I was using a copy of VisionWorks as a bookmark in an English translation of Friedrich Nietzsche's Beyond Good and Evil, which I was readng assiduously as the bus bumped and whined its way east. I read:
219. ‘Moral judgement and condemnation is the favourite form of revenge of the spiritually limited on those who are less so, likewise a form of compensation for their having been neglected by nature, finally an occasion for acquiring spirit and becoming refined - malice spiritualizes. Deep in their hearts they are glad there exists a standard according to which those overloaded with the goods and privileges of the spirit are their equals - they struggle for the 'equality of all before God' and it is virtually for that purpose that they need the belief in God.’

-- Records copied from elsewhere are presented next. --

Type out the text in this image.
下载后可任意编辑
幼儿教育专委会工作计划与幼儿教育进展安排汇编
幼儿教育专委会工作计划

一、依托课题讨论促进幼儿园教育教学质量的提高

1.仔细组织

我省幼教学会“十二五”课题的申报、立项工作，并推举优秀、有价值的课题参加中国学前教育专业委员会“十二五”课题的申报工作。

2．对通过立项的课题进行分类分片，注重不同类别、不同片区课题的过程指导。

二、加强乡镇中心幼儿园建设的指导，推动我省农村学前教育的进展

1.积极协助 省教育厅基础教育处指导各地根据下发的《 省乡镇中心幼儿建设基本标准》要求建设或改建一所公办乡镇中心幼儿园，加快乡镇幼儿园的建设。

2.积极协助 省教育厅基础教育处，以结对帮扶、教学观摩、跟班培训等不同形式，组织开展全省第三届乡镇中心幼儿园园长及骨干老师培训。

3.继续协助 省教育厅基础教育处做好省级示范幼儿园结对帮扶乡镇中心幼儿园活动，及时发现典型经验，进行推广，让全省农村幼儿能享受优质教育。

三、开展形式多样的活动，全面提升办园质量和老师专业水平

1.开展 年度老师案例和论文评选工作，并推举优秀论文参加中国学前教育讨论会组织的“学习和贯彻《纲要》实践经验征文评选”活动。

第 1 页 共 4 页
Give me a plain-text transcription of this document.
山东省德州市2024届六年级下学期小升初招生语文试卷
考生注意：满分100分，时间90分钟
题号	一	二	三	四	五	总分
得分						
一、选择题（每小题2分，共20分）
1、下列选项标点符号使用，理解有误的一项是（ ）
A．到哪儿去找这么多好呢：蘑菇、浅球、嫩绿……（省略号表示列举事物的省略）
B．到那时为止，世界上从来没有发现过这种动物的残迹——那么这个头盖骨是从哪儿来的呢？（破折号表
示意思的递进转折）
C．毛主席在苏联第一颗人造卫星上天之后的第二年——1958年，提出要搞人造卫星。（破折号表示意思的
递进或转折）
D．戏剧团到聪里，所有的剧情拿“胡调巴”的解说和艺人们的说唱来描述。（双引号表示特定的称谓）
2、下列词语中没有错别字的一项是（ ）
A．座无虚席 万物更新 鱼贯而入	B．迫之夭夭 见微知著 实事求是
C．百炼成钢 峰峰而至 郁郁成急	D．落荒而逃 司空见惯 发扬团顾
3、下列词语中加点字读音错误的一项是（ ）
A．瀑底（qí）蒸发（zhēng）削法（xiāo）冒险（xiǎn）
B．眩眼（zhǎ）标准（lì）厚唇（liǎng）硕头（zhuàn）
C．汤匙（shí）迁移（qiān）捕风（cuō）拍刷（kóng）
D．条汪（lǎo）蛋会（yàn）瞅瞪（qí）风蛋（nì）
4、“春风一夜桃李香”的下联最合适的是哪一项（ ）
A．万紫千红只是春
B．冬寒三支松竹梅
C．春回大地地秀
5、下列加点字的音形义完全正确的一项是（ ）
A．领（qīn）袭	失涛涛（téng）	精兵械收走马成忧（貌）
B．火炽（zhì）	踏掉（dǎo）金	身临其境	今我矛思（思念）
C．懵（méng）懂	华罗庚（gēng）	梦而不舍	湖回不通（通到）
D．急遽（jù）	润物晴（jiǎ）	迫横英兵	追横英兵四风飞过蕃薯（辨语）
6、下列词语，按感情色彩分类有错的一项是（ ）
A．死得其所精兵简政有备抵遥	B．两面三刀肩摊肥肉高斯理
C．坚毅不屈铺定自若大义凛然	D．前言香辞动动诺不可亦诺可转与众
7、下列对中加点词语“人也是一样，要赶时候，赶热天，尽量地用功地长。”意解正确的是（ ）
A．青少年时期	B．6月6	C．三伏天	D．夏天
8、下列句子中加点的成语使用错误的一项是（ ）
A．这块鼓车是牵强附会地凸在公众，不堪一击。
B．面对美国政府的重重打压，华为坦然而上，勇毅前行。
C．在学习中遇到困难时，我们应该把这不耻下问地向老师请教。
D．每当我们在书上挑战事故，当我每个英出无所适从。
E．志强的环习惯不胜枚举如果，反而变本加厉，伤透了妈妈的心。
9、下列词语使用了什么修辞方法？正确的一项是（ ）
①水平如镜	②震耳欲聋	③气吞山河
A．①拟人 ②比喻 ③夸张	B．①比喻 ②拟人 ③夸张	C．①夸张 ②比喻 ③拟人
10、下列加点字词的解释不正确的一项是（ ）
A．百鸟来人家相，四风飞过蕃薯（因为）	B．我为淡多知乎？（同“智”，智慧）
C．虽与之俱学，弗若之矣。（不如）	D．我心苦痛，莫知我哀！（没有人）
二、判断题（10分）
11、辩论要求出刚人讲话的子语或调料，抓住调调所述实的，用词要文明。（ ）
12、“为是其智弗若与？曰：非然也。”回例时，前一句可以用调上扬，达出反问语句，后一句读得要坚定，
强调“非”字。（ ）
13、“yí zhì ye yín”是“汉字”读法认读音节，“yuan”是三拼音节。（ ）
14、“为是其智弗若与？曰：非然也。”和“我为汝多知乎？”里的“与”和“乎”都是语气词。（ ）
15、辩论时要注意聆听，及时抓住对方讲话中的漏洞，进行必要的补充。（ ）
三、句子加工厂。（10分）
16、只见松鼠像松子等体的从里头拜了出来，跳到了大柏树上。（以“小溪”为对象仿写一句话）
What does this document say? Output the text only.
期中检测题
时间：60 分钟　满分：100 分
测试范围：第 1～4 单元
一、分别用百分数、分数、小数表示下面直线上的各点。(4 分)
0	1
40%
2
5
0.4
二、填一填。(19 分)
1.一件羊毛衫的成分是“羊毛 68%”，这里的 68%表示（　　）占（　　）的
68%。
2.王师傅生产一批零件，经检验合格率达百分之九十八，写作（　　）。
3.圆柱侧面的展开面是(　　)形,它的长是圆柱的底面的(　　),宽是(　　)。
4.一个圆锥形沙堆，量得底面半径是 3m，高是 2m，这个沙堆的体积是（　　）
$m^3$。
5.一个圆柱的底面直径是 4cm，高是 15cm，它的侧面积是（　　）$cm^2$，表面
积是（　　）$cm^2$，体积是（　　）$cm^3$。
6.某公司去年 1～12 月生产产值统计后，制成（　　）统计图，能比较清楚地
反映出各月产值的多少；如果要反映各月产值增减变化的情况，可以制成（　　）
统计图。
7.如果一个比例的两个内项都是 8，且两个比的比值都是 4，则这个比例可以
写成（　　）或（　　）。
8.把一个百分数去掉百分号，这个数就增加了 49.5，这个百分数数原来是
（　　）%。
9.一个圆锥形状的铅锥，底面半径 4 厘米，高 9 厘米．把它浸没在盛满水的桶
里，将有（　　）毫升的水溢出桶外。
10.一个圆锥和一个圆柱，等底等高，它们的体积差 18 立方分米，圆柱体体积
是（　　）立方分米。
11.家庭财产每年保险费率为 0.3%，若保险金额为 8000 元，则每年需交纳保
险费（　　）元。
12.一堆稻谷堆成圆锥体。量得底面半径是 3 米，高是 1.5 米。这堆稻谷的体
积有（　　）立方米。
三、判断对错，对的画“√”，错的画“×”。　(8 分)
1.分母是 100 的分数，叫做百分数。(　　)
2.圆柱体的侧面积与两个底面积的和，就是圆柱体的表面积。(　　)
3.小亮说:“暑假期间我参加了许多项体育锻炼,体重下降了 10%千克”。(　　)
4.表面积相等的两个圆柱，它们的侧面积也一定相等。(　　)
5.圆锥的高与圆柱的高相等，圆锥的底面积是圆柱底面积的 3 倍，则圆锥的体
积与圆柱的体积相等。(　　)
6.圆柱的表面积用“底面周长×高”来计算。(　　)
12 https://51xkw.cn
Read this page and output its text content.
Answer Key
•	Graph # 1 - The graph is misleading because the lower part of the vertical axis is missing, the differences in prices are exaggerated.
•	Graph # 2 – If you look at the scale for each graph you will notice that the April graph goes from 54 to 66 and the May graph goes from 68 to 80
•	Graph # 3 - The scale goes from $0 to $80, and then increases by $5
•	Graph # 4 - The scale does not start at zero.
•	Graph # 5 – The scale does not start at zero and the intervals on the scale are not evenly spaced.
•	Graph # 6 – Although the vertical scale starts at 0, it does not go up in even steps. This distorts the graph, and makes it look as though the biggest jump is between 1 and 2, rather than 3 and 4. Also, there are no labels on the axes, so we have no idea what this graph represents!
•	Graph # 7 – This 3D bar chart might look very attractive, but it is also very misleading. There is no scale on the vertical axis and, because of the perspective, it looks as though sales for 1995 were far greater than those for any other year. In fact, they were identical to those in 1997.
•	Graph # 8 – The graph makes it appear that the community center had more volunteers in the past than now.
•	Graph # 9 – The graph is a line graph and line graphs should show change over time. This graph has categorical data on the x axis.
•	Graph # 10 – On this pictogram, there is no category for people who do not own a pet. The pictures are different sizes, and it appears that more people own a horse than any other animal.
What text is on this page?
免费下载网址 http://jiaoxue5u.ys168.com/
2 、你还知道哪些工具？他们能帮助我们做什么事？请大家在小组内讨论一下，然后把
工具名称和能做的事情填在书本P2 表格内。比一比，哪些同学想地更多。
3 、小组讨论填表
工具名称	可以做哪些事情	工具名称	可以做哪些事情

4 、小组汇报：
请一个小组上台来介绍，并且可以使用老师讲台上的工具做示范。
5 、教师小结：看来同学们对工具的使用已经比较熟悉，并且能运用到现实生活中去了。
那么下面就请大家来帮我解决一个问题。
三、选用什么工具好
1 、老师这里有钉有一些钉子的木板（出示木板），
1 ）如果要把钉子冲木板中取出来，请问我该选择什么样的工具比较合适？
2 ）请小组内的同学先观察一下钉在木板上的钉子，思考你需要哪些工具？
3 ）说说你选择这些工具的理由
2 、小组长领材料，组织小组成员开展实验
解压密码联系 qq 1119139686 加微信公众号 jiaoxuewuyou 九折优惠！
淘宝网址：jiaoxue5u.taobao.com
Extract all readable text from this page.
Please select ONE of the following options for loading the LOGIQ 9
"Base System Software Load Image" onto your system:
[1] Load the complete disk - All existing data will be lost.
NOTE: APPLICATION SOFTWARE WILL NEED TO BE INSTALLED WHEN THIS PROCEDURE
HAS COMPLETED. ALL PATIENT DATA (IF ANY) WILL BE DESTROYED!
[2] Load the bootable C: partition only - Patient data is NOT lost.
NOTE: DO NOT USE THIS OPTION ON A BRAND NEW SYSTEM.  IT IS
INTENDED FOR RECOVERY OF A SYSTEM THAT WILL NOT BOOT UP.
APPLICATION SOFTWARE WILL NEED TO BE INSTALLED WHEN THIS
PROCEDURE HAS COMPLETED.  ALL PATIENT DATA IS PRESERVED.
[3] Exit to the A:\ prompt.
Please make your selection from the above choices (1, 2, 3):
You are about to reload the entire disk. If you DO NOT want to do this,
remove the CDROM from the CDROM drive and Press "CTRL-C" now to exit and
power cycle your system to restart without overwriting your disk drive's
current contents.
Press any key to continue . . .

As someone stood to leave, I heard a crinkling on the floor. The Sikh beside me leaned over and pulled up a poster. It was an advertisement from the Toronto-based busstopbiblestudies.com - a scriptural quotation about loving god. You know the one. Somebody had pulled it down and tossed it on the floor. The man beside me stood and tried to insert it back into the slots that hold the ads in place, but the ad wouldn't stay there and fell back to the floor. He tried again but gave up because there was no way to prop up the scriptural passage. He moved to the front of the bus and I noticed on the seat beside him an 8.5 x 11 sheet of paper covered in selections from the Psalms. The heading was sandwiched between a crown like the one in the margarine ads and a star of David. It read:
‘THE PROPHETIC FULFILLMENT OF THE SCRIPTURES; KING JAMES VERSION OF THE HOLY BIBLE ABOUT THE MISCHIEVIOUS (sic) SPIRITS IN THE FLESH PERVERTING THE MIND OF THE KING PROPHET OF JESUS THE ALMIGHTY GOD...’
This was my evening for religious pluralism! The document I was on my way to consider is intended, in part, to address the fact that we live in a world where buses are packed with Muslims and Sikhs and fundamentalist Christians and postmodern poets who believe only in the bus ride.
After the Sikh had moved forward, I had room on the seat beside me to stretch out the ad and look at it more closely. What struck me most was that the ad was covered in dirty footprints. Not only had it been torn down; it had also been stomped on. Now I understood why the Sikh had tried so hard to put the ad back in its place.
I could share with him a sinking feeling at the sight of the footprints. It evoked in me something visceral, as if I had witnessed an act of violence. While I have no great regard for proselytism, nor for the religion being proselytized, it diminishes us all when anyone's beliefs are stomped on.”
David, I hope you don’t mind me copying your words but your closing paragraph caused me to say out loud, “Amen!”